I tried to picture him in his spiked choke chain and leather chaps discussing the effects of the Industrial Revolution with a class full of ninth graders. “Yeah, I see your point.”
“Did your friend mention a name?” Nick asked.
“No, but if you hang on a minute, I may be able to get one for you.”
Our new buddy punched in some numbers on his cell phone, while Nick and I nursed our drinks. Actually, Nick was nursing. I was guzzling.
A minute later he turned to Nick. “I’ve got a name. Curtis Maitilin.”
Nick reached into his wallet and extracted a business card.
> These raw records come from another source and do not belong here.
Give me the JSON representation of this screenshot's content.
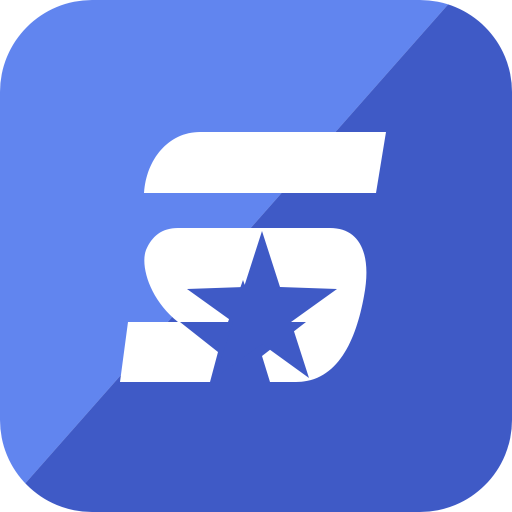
{
  "icon": {
    "name": "app-icon",
    "glyph": "s-star-logo-icon",
    "colors": {
      "light_blue": "#6185ef",
      "dark_blue": "#3f5ac6",
      "logo": "#ffffff"
    }
  }
}
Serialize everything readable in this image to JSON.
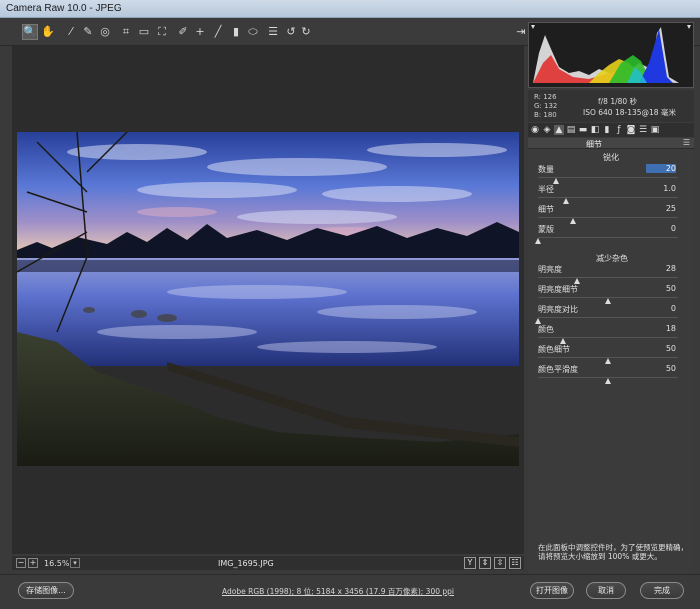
{
  "window": {
    "title": "Camera Raw 10.0 -  JPEG"
  },
  "toolbar": {
    "tools": [
      {
        "name": "zoom-tool-icon",
        "glyph": "🔍"
      },
      {
        "name": "hand-tool-icon",
        "glyph": "✋"
      },
      {
        "name": "white-balance-tool-icon",
        "glyph": "⁄"
      },
      {
        "name": "color-sampler-tool-icon",
        "glyph": "✎"
      },
      {
        "name": "targeted-adjustment-tool-icon",
        "glyph": "◎"
      },
      {
        "name": "crop-tool-icon",
        "glyph": "⌗"
      },
      {
        "name": "straighten-tool-icon",
        "glyph": "▭"
      },
      {
        "name": "transform-tool-icon",
        "glyph": "⛶"
      },
      {
        "name": "spot-removal-tool-icon",
        "glyph": "✐"
      },
      {
        "name": "red-eye-tool-icon",
        "glyph": "+"
      },
      {
        "name": "adjustment-brush-icon",
        "glyph": "╱"
      },
      {
        "name": "graduated-filter-icon",
        "glyph": "▮"
      },
      {
        "name": "radial-filter-icon",
        "glyph": "⬭"
      },
      {
        "name": "preferences-icon",
        "glyph": "☰"
      },
      {
        "name": "rotate-left-icon",
        "glyph": "↺"
      },
      {
        "name": "rotate-right-icon",
        "glyph": "↻"
      }
    ],
    "fullscreen_glyph": "⇥"
  },
  "canvas": {
    "zoom": "16.5%",
    "zoom_out_glyph": "−",
    "zoom_in_glyph": "+",
    "zoom_dropdown_glyph": "▾",
    "filename": "IMG_1695.JPG",
    "view_buttons": [
      "Y",
      "⇕",
      "⇳",
      "☷"
    ]
  },
  "info": {
    "r": "R:  126",
    "g": "G:  132",
    "b": "B:  180",
    "exposure": "f/8  1/80 秒",
    "iso_lens": "ISO 640  18-135@18 毫米"
  },
  "panel": {
    "section_title": "细节",
    "sharpen_title": "锐化",
    "sharpen": [
      {
        "label": "数量",
        "value": "20",
        "pos": 0.13
      },
      {
        "label": "半径",
        "value": "1.0",
        "pos": 0.2
      },
      {
        "label": "细节",
        "value": "25",
        "pos": 0.25
      },
      {
        "label": "蒙版",
        "value": "0",
        "pos": 0.0
      }
    ],
    "noise_title": "减少杂色",
    "noise": [
      {
        "label": "明亮度",
        "value": "28",
        "pos": 0.28
      },
      {
        "label": "明亮度细节",
        "value": "50",
        "pos": 0.5
      },
      {
        "label": "明亮度对比",
        "value": "0",
        "pos": 0.0
      },
      {
        "label": "颜色",
        "value": "18",
        "pos": 0.18
      },
      {
        "label": "颜色细节",
        "value": "50",
        "pos": 0.5
      },
      {
        "label": "颜色平滑度",
        "value": "50",
        "pos": 0.5
      }
    ],
    "hint_line1": "在此面板中调整控件时，为了使预览更精确，",
    "hint_line2": "请将预览大小缩放到 100% 或更大。"
  },
  "bottom": {
    "save_label": "存储图像...",
    "workflow": "Adobe RGB (1998); 8 位; 5184 x 3456 (17.9 百万像素); 300 ppi",
    "open_label": "打开图像",
    "cancel_label": "取消",
    "done_label": "完成"
  },
  "colors": {
    "accent": "#3f6fb0",
    "panel_bg": "#3b3b3b"
  }
}
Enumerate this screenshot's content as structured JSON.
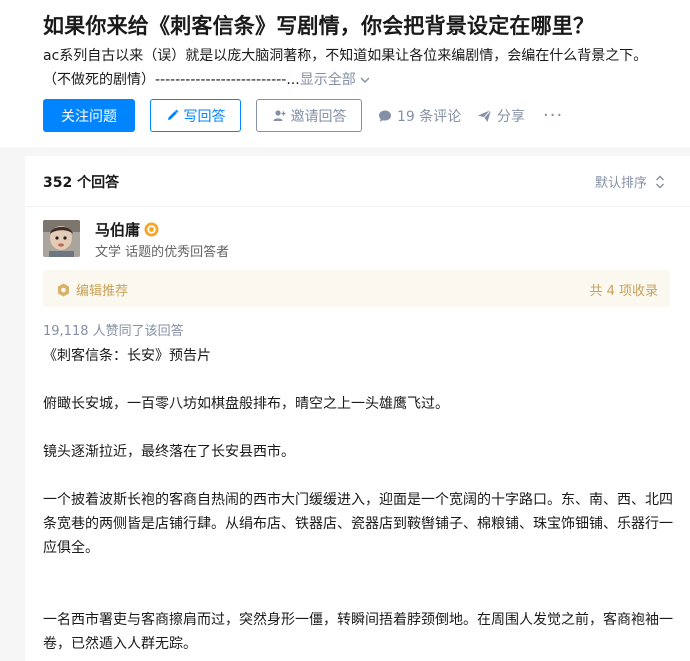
{
  "question": {
    "title": "如果你来给《刺客信条》写剧情，你会把背景设定在哪里？",
    "detail_line1": "ac系列自古以来（误）就是以庞大脑洞著称，不知道如果让各位来编剧情，会编在什么背景之下。",
    "detail_line2": "（不做死的剧情）--------------------------...",
    "show_all": "显示全部"
  },
  "actions": {
    "follow": "关注问题",
    "write": "写回答",
    "invite": "邀请回答",
    "comments": "19 条评论",
    "share": "分享",
    "more": "···"
  },
  "answers_header": {
    "count": "352 个回答",
    "sort": "默认排序"
  },
  "answer": {
    "author_name": "马伯庸",
    "author_desc": "文学 话题的优秀回答者",
    "editor_label": "编辑推荐",
    "editor_count": "共 4 项收录",
    "votes": "19,118 人赞同了该回答",
    "paragraphs": [
      "《刺客信条：长安》预告片",
      "",
      "俯瞰长安城，一百零八坊如棋盘般排布，晴空之上一头雄鹰飞过。",
      "",
      "镜头逐渐拉近，最终落在了长安县西市。",
      "",
      "一个披着波斯长袍的客商自热闹的西市大门缓缓进入，迎面是一个宽阔的十字路口。东、南、西、北四条宽巷的两侧皆是店铺行肆。从绢布店、铁器店、瓷器店到鞍辔铺子、棉粮铺、珠宝饰钿铺、乐器行一应俱全。",
      "",
      "",
      "一名西市署吏与客商擦肩而过，突然身形一僵，转瞬间捂着脖颈倒地。在周围人发觉之前，客商袍袖一卷，已然遁入人群无踪。"
    ]
  },
  "colors": {
    "primary": "#0084ff",
    "muted": "#8590a6",
    "editor_bg": "#fbf8f0",
    "editor_text": "#c8a25a",
    "badge": "#f5a623"
  },
  "icons": [
    "pencil-icon",
    "invite-user-icon",
    "comment-icon",
    "share-icon",
    "more-icon",
    "sort-icon",
    "verified-badge-icon",
    "editor-badge-icon",
    "chevron-down-icon"
  ]
}
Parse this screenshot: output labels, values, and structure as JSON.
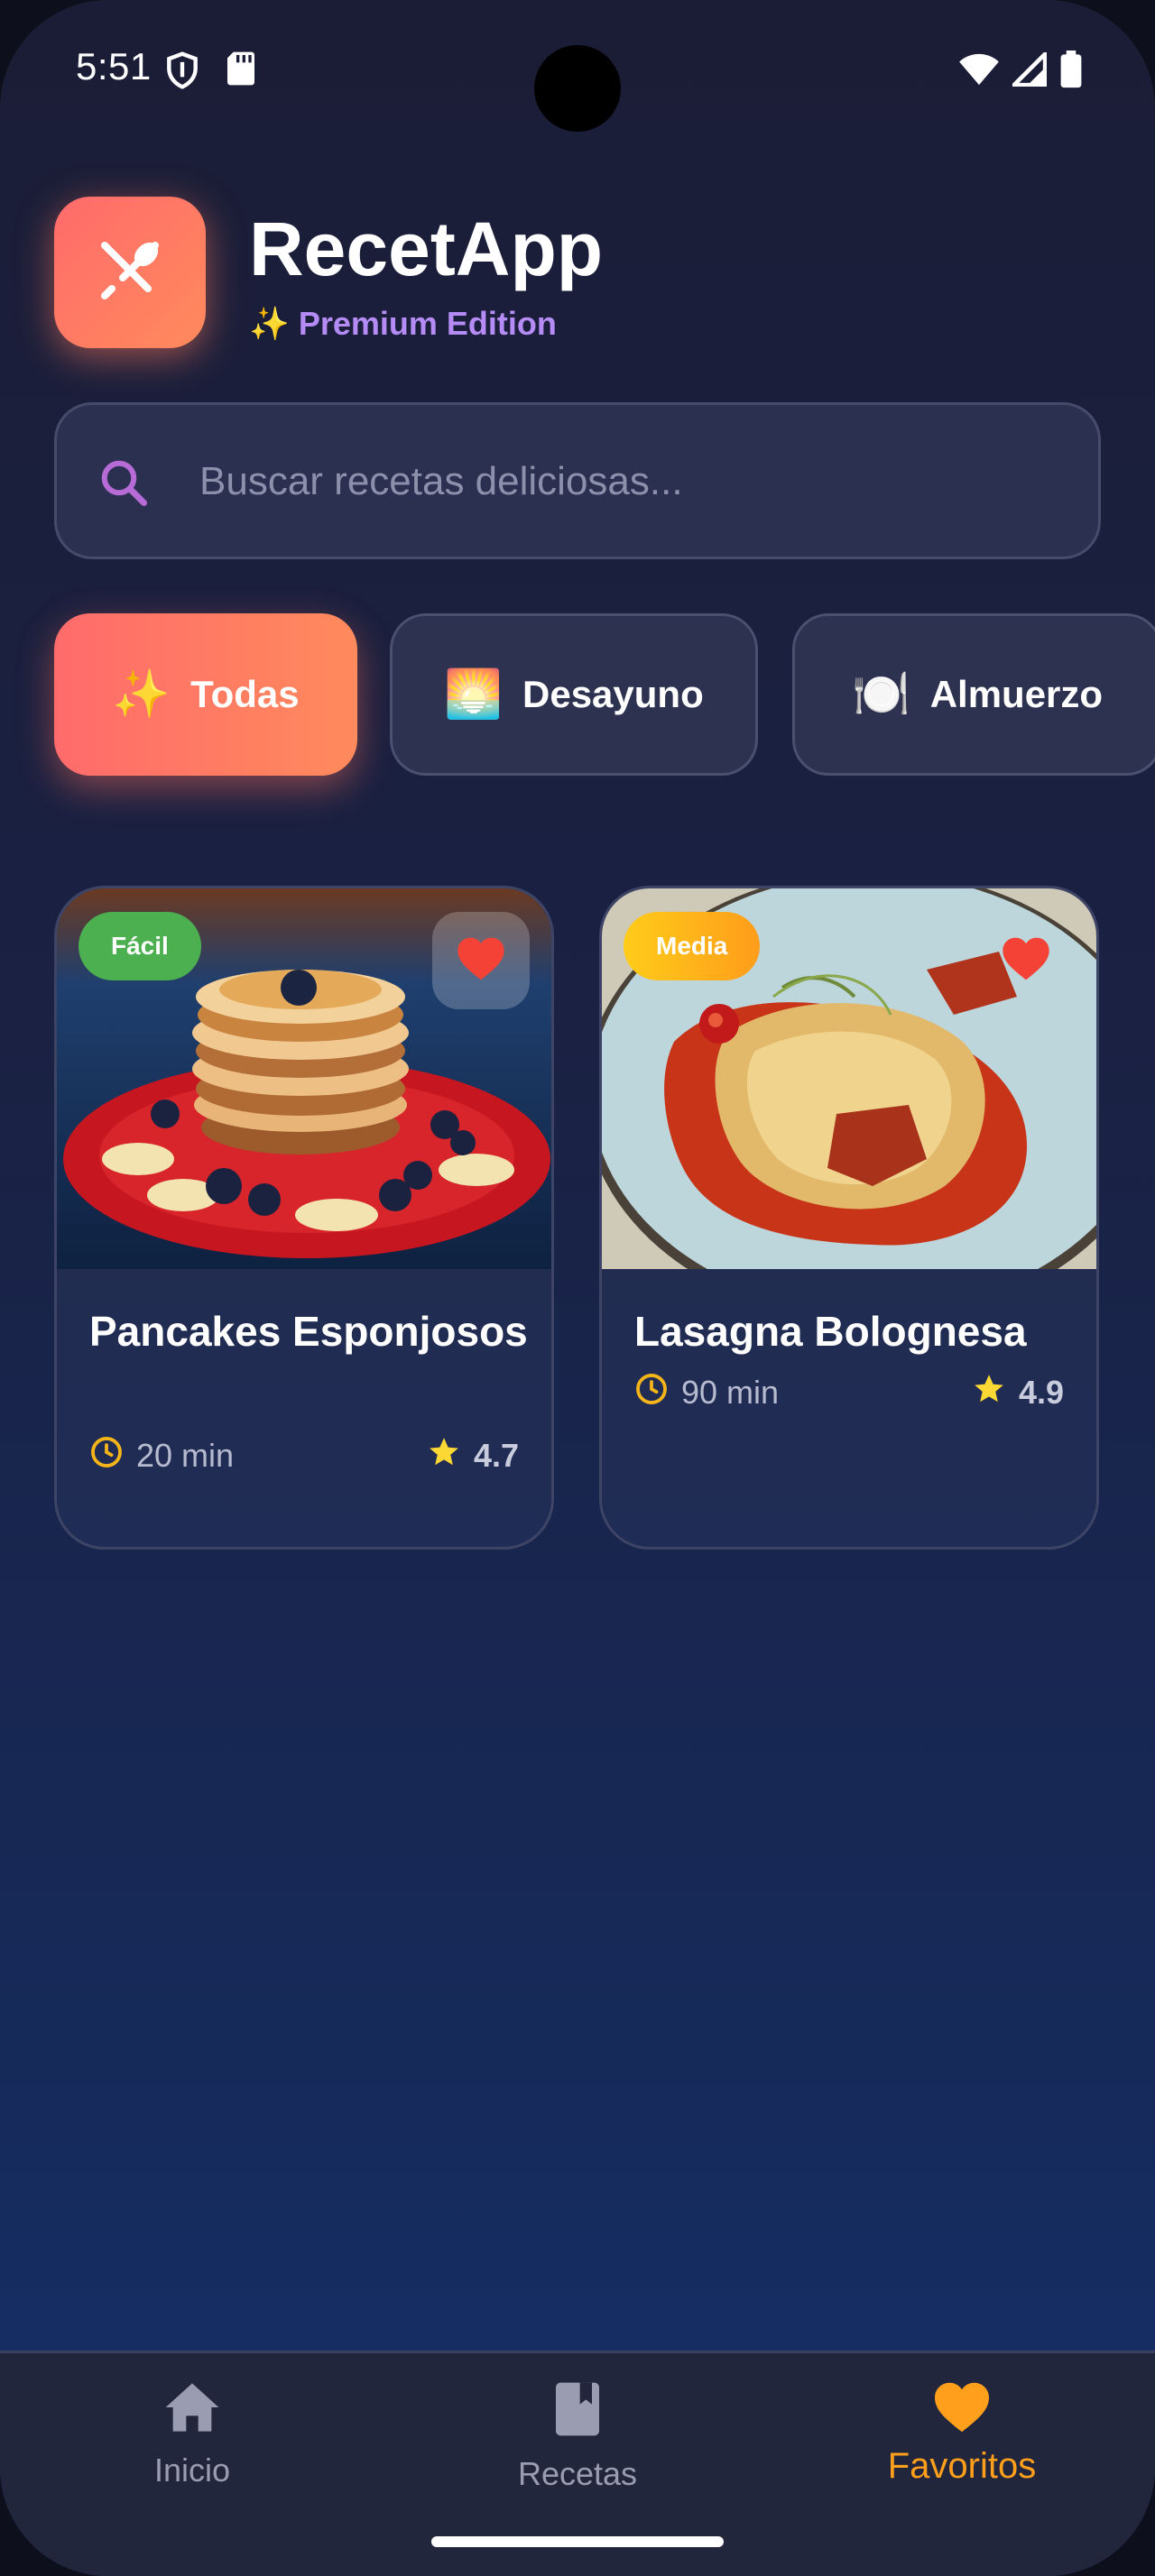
{
  "status_bar": {
    "time": "5:51",
    "left_icons": [
      "shield-icon",
      "sd-card-icon"
    ],
    "right_icons": [
      "wifi-icon",
      "signal-icon",
      "battery-icon"
    ]
  },
  "header": {
    "app_name": "RecetApp",
    "subtitle": "✨ Premium Edition",
    "logo_icon": "utensils-icon",
    "subtitle_color": "#b58cf6"
  },
  "search": {
    "placeholder": "Buscar recetas deliciosas...",
    "value": ""
  },
  "categories": [
    {
      "emoji": "✨",
      "label": "Todas",
      "active": true
    },
    {
      "emoji": "🌅",
      "label": "Desayuno",
      "active": false
    },
    {
      "emoji": "🍽️",
      "label": "Almuerzo",
      "active": false
    }
  ],
  "recipes": [
    {
      "title": "Pancakes Esponjosos",
      "difficulty": "Fácil",
      "time": "20 min",
      "rating": "4.7",
      "favorite": true,
      "image": "pancakes-stack"
    },
    {
      "title": "Lasagna Bolognesa",
      "difficulty": "Media",
      "time": "90 min",
      "rating": "4.9",
      "favorite": true,
      "image": "lasagna-plate"
    }
  ],
  "bottom_nav": [
    {
      "label": "Inicio",
      "icon": "home-icon",
      "active": false
    },
    {
      "label": "Recetas",
      "icon": "book-icon",
      "active": false
    },
    {
      "label": "Favoritos",
      "icon": "heart-icon",
      "active": true
    }
  ],
  "colors": {
    "accent_gradient_start": "#ff6b6b",
    "accent_gradient_end": "#ff8a5c",
    "favorite_heart": "#f44336",
    "active_nav": "#ff9f1c",
    "badge_easy": "#4caf50",
    "badge_medium": "#ffb31a",
    "star": "#fdd835"
  }
}
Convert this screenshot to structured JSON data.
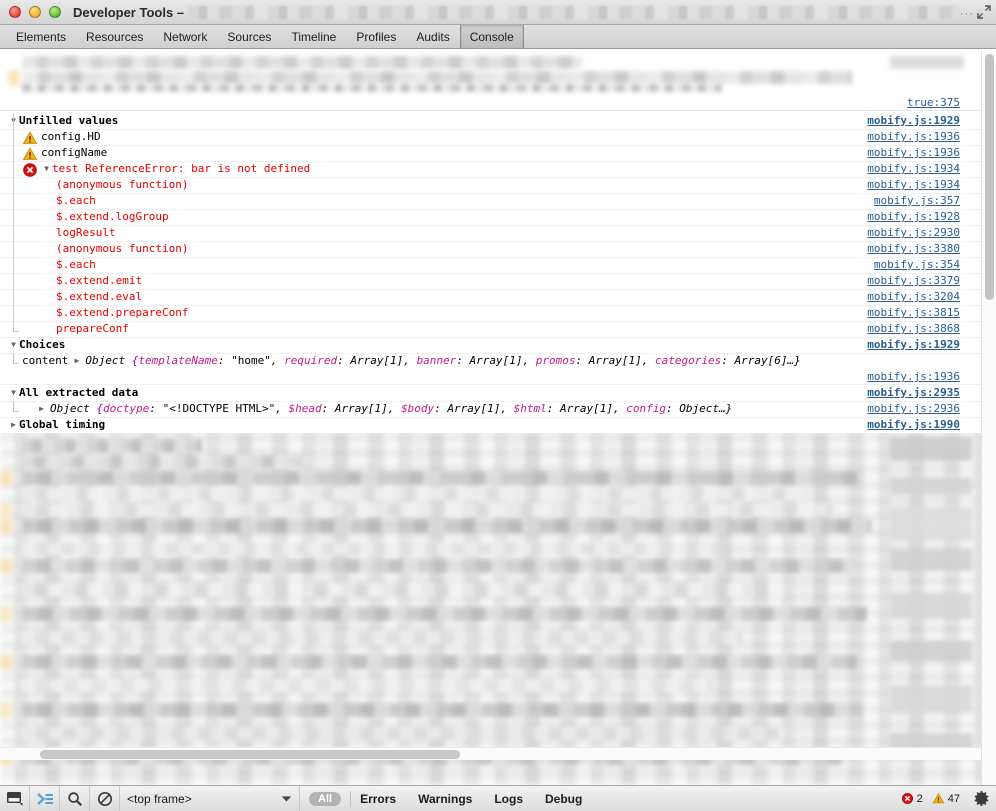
{
  "window": {
    "title": "Developer Tools –",
    "title_redacted": true,
    "ellipsis": "···",
    "controls": [
      "close",
      "minimize",
      "zoom"
    ],
    "resize_icon": "fullscreen-icon"
  },
  "tabs": [
    {
      "label": "Elements",
      "active": false
    },
    {
      "label": "Resources",
      "active": false
    },
    {
      "label": "Network",
      "active": false
    },
    {
      "label": "Sources",
      "active": false
    },
    {
      "label": "Timeline",
      "active": false
    },
    {
      "label": "Profiles",
      "active": false
    },
    {
      "label": "Audits",
      "active": false
    },
    {
      "label": "Console",
      "active": true
    }
  ],
  "console": {
    "top_source_link": "true:375",
    "groups": [
      {
        "name": "Unfilled values",
        "expanded": true,
        "source": "mobify.js:1929",
        "source_bold": true,
        "entries": [
          {
            "icon": "warning-icon",
            "text": "config.HD",
            "source": "mobify.js:1936",
            "level": "warning"
          },
          {
            "icon": "warning-icon",
            "text": "configName",
            "source": "mobify.js:1936",
            "level": "warning"
          }
        ]
      }
    ],
    "error_entry": {
      "icon": "error-icon",
      "expanded": true,
      "message": "test ReferenceError: bar is not defined",
      "source": "mobify.js:1934",
      "stack": [
        {
          "frame": "(anonymous function)",
          "source": "mobify.js:1934"
        },
        {
          "frame": "$.each",
          "source": "mobify.js:357"
        },
        {
          "frame": "$.extend.logGroup",
          "source": "mobify.js:1928"
        },
        {
          "frame": "logResult",
          "source": "mobify.js:2930"
        },
        {
          "frame": "(anonymous function)",
          "source": "mobify.js:3380"
        },
        {
          "frame": "$.each",
          "source": "mobify.js:354"
        },
        {
          "frame": "$.extend.emit",
          "source": "mobify.js:3379"
        },
        {
          "frame": "$.extend.eval",
          "source": "mobify.js:3204"
        },
        {
          "frame": "$.extend.prepareConf",
          "source": "mobify.js:3815"
        },
        {
          "frame": "prepareConf",
          "source": "mobify.js:3868"
        }
      ]
    },
    "choices_group": {
      "name": "Choices",
      "expanded": true,
      "source": "mobify.js:1929",
      "source_bold": true,
      "row": {
        "property": "content",
        "disclosure": "closed",
        "type": "Object",
        "preview": "{templateName: \"home\", required: Array[1], banner: Array[1], promos: Array[1], categories: Array[6]…}",
        "source": "mobify.js:1936",
        "parts": [
          {
            "k": "templateName",
            "v": "\"home\""
          },
          {
            "k": "required",
            "v": "Array[1]"
          },
          {
            "k": "banner",
            "v": "Array[1]"
          },
          {
            "k": "promos",
            "v": "Array[1]"
          },
          {
            "k": "categories",
            "v": "Array[6]…"
          }
        ]
      }
    },
    "extracted_group": {
      "name": "All extracted data",
      "expanded": true,
      "source": "mobify.js:2935",
      "source_bold": true,
      "row": {
        "disclosure": "closed",
        "type": "Object",
        "preview": "{doctype: \"<!DOCTYPE HTML>\", $head: Array[1], $body: Array[1], $html: Array[1], config: Object…}",
        "source": "mobify.js:2936",
        "parts": [
          {
            "k": "doctype",
            "v": "\"<!DOCTYPE HTML>\""
          },
          {
            "k": "$head",
            "v": "Array[1]"
          },
          {
            "k": "$body",
            "v": "Array[1]"
          },
          {
            "k": "$html",
            "v": "Array[1]"
          },
          {
            "k": "config",
            "v": "Object…"
          }
        ]
      }
    },
    "timing_group": {
      "name": "Global timing",
      "expanded": false,
      "source": "mobify.js:1990",
      "source_bold": true
    }
  },
  "toolbar": {
    "dock_icon": "dock-panel-icon",
    "prompt_icon": "console-prompt-icon",
    "search_icon": "search-icon",
    "clear_icon": "clear-console-icon",
    "frame_value": "<top frame>",
    "frame_caret": "chevron-down-icon",
    "all_label": "All",
    "filters": [
      "Errors",
      "Warnings",
      "Logs",
      "Debug"
    ],
    "error_count": "2",
    "warning_count": "47",
    "settings_icon": "gear-icon"
  },
  "colors": {
    "error_red": "#e70000",
    "warning_amber": "#f0a818",
    "link_blue": "#2a5d8f",
    "key_magenta": "#c41a8c",
    "brace_purple": "#8c00c8"
  }
}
It was black with silver printing, and it had “Nicholas Santiago Enterprises” etched on it. I wondered what the enterprises might be.
“You’ve been really helpful. If you or your friend can think of anything else…” He passed the business card to the guy, and bought him and his friends a round of drinks. I was still thirsty and everybody at the bar seemed a lot less intimidating since I’d finished my Bloody Mary, so I ordered another drink too.
Nick and I found a relatively quiet booth and slid into the seats, opposite each other.
I closed my eyes and leaned back against the cushion, letting the warmth of the vodka spread throughout my body.
“I can’t believe it,” I said. “We finally got a real lead.”
“You done good, Brandy Alexander.” He smiled at me.
“I didn’t do anything.” My voice sounded small and far away. The second drink had worked its way around my brain, and I hoped I didn’t start saying things I’d regret later, like when I had nitrous oxide at the dentist’s and told Dr. Calahan that I loved him.
“You showed up,” Nick said. “That was really brave of you.”
I couldn’t tell if he meant it or if he was making fun of me, and that feeling that I was going to start bawling my head off came over me again.